Cependant, pendant ses deux premières années d’existence, la plateforme a connu de nombreux et graves dysfonctionnements. Une procédure de secours a donc été instaurée pour réaliser certaines formalités. Celle-ci est désormais caduque : au 1er janvier 2025, cette procédure de continuité mise en place pour pallier les dysfonctionnements du Guichet unique a pris fin. 

Depuis cette date, les formalités suivantes se font exclusivement sur le Guichet unique : cessations d’activité, dépôt de comptes annuels, formalités de modification, et dépôt d’actes isolés.

A noter : Depuis le 1er janvier, un récépissé est délivré aux entreprises qui rencontrent des difficultés graves sur le guichet pour le dépôt des dossiers uniques. Celles-ci peuvent procéder à leur déclaration dès qu’elles sont informées de la résolution de leur problème. La déclaration doit intervenir au plus tard dans un délai de 15 jours suivant l’information de la résolution (Arrêté du 20 décembre 2024). 

Le gouvernement promet par ailleurs de nombreuses évolutions et corrections pour accompagner ce changement et faciliter l’utilisation du guichet. Le site devrait connaître d’importantes améliorations en matière d’ergonomie afin de faciliter le parcours des usagers. Une deuxième version est, à ce titre, prévue pour la mi-2025. 

Un jugement rendu en matière fiscale ne peut valoir titre exécutoire faute de mentionner le montant de la créance

Le jugement rendu par un tribunal correctionnel ayant condamné le dirigeant d’une société solidairement avec celle-ci pour fraude fiscale ne vaut pas titre exécutoire s’il ne mentionne pas le montant de la créance. C’est la solution rendue par un arrêt de la chambre commerciale de la Cour de cassation en date du 18 décembre 2024 (Cass.Com. 18 déc. 2024, n°° 22-16.103). 

En l’espèce, le tribunal correctionnel de Bayonne avait condamné un dirigeant solidairement tenu avec une société au paiement de rappels de TVA et d’IS, ainsi qu’aux majorations et pénalités y afférentes. Ce dirigeant avait reçu une mise en demeure valant commandement de payer. 

Le dirigeant conteste le commandement de payer, et saisit le juge de l’exécution en annulation de la mise en demeure. Il obtient alors gain de cause. 

Mais l’administration fiscale se pourvoit en cassation, arguant que les décisions de justice passées en force de chose jugées doivent faire l’objet d’une exécution. Pourvoi rejeté : pour la Cour de cassation, il résulte des articles L. 111-2 et L. 111-6 du Code des procédures civiles d’exécution que la décision judiciaire définitive qui déclare un dirigeant de société solidairement responsable avec celle-ci du paiement des impositions et pénalités dues par cette dernière, constitue un titre exécutoire suffisant pour fonder l’action du comptable public à l’égard de ce dirigeant… lorsqu’elle porte mention d’une créance liquide, c’est-à-dire évaluée en argent ou comportant tous les éléments permettant son évaluation.

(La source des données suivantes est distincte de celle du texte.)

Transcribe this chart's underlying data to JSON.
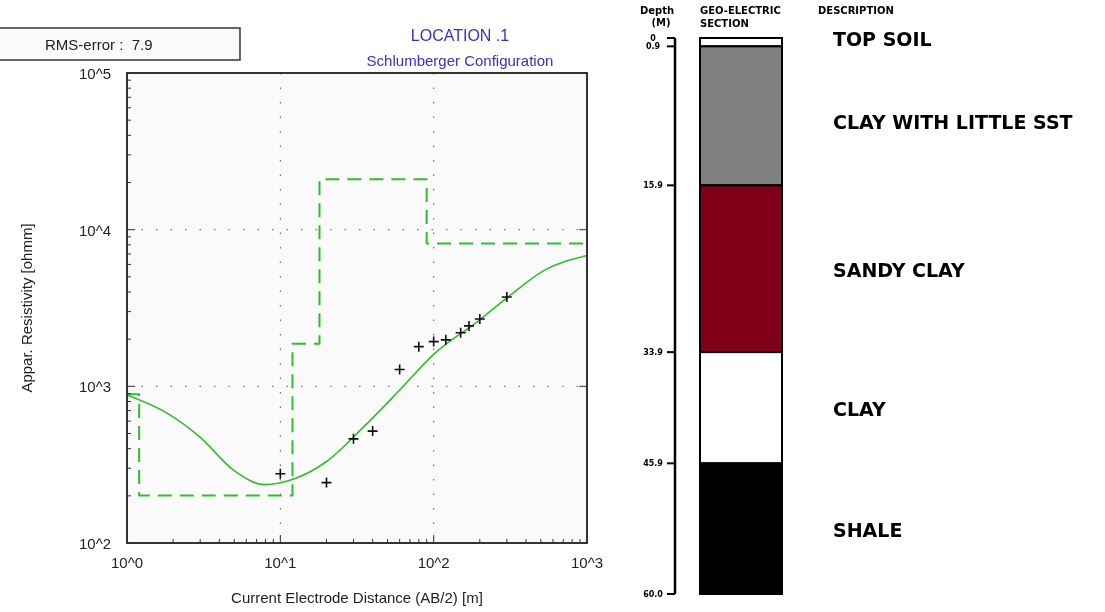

Or, le jugement du tribunal correctionnel ne contenait aucun élément permettant de déterminer la créance du comptable public. Faute de mentionner le montant de la créance, ce jugement ne valait donc pas titre exécutoire. Dès lors, l’administration fiscale n’était pas fondée à adresser un commandement de payer au contribuable concerné sur la base de ce jugement.